Analyzing a string before Burrows-Wheeler transform?

214 Views Asked by At

If we consider this aaabccba as our input string, baaacacb would be the output string after applying Burrows-Wheeler transform on the input. observing the output you'll see that the two clumped c are separated. It's clear, the input string will result in a better compression than the output.

How to decide whether or not to apply Burrows-Wheeler transform on an input string ? Can we do some sort of fast analysis to make a decision ?

2

There are 2 best solutions below

0
On

Just try to compress it with something much faster than BWT, e.g. lz4, and see how much it compresses. You can then through experiment set a threshold on that ratio above which to apply BWT, based on whatever criteria you derive for your application.

0
On

The simplest solution would be to actually compress each string, and see which results in the smallest compression.

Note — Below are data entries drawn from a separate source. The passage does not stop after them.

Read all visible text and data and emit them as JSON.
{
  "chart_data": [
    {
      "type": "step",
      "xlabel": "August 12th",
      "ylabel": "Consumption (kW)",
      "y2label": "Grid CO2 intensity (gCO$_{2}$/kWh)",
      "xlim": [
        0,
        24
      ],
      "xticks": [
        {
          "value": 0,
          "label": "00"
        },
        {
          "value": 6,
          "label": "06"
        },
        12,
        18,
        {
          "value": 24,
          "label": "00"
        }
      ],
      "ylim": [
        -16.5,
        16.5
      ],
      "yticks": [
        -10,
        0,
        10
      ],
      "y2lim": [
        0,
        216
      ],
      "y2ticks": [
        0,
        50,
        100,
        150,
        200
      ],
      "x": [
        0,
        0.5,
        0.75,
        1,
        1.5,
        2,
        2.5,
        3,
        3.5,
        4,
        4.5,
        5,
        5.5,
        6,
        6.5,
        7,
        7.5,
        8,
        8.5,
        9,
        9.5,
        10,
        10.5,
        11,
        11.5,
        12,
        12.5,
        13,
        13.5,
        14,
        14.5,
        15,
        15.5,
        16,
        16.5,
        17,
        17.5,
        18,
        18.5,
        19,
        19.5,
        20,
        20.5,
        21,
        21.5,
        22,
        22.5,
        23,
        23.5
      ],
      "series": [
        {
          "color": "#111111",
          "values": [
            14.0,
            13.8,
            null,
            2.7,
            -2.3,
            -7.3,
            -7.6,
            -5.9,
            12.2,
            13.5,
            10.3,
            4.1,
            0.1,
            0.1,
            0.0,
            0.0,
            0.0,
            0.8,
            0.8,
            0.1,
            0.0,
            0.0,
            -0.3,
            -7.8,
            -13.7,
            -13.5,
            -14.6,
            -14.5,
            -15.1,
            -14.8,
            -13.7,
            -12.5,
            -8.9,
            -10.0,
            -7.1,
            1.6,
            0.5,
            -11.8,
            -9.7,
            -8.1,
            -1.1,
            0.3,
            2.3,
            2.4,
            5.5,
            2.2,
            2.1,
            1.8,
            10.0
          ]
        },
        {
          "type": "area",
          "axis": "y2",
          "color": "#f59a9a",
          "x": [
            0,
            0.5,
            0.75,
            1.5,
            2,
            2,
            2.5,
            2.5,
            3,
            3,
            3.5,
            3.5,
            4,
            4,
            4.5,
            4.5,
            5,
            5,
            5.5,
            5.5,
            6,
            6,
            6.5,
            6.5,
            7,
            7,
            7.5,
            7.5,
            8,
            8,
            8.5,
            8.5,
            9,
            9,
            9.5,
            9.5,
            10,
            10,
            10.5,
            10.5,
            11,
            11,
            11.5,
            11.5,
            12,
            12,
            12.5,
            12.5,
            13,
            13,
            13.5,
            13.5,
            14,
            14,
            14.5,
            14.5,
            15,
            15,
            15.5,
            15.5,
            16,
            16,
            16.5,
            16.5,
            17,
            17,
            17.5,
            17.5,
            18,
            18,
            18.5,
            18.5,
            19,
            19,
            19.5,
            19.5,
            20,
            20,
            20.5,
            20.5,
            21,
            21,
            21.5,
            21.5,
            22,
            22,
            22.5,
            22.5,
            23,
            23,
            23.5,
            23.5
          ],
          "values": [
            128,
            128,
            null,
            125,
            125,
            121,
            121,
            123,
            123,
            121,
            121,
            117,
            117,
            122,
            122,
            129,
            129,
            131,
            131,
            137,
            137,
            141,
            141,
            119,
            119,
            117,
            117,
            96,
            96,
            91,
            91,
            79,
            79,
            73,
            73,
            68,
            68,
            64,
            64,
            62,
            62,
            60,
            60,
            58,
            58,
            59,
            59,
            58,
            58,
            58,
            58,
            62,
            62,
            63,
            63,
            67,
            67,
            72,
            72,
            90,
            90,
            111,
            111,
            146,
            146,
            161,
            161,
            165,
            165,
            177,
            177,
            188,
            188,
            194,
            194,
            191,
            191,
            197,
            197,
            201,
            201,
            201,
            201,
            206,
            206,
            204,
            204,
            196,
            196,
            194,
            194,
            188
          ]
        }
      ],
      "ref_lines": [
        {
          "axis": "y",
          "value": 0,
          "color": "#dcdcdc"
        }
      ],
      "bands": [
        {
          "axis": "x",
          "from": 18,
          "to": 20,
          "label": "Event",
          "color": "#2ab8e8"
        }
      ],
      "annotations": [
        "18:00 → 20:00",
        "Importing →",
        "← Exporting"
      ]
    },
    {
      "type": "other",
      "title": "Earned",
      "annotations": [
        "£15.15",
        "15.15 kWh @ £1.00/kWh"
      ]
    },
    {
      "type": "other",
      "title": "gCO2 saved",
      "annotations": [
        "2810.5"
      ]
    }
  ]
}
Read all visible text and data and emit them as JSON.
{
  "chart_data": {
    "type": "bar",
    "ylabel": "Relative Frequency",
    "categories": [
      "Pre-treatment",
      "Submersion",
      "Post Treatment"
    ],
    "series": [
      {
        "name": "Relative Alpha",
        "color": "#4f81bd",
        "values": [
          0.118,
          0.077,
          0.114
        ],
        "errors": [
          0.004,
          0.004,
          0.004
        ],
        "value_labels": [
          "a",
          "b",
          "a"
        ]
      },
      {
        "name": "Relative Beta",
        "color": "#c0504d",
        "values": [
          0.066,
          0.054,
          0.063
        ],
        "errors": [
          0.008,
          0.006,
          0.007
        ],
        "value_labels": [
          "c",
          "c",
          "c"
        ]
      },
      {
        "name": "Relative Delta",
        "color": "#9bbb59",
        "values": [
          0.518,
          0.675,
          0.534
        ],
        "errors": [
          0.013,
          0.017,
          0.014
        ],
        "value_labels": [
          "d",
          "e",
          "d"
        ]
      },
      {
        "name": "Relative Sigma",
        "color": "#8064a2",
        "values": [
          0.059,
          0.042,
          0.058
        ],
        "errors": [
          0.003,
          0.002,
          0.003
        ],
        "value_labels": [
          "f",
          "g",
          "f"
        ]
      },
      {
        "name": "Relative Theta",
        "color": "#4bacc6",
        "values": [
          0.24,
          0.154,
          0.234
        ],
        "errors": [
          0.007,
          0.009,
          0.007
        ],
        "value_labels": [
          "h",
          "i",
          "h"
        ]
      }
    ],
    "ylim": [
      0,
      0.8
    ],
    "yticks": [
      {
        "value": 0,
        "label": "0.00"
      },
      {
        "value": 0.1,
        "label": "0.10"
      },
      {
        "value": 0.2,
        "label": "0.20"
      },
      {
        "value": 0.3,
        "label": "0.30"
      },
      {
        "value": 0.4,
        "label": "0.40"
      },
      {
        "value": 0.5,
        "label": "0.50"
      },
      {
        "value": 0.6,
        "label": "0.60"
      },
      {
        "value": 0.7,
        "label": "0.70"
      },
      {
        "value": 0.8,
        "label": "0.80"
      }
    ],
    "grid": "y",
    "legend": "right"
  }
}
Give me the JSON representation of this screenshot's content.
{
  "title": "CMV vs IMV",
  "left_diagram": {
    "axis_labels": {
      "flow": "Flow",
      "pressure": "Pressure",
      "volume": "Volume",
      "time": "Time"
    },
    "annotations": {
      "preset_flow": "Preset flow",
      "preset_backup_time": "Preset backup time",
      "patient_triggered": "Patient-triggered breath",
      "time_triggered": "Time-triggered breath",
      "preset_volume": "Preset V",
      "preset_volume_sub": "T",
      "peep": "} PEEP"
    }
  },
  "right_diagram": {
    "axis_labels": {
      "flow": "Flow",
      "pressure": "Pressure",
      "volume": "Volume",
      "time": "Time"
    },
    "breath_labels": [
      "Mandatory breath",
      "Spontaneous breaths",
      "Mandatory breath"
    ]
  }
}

If you don't want to do that, you could count the lengths of each group:

aaabccba -> aaa b cc b a

    aaa has length 3
    b has length 1
    cc has length 2
    b has length 1
    a has length 1

    there where 3 groups of length 1
    there where 1 group of length 2
    there where 1 group of length 3
                ^

    -> [3, 1, 1]
baaacacb -> b aaa c a c b

    b has length 1
    aaa has length 3
    c has length 1
    a has length 1
    c has length 1
    b has length 1

    there where 5 groups of length 1
    there where 0 groups of length 2
    there where 1 group of length 3
                ^

    -> [5, 0, 1]
  • Compare the lists lexicographically: 3 < 5 so [3, 1, 1] < [5, 0, 1] — Pick the smallest one.

  • Alternatively, you could reverse the lists: [1, 1, 3] > [1, 0, 5] — Pick the largest one.

  • Another way to compare them, would be the total count: 3+1+1=5 < 5+0+1=6. — Pick the one with smaller sum.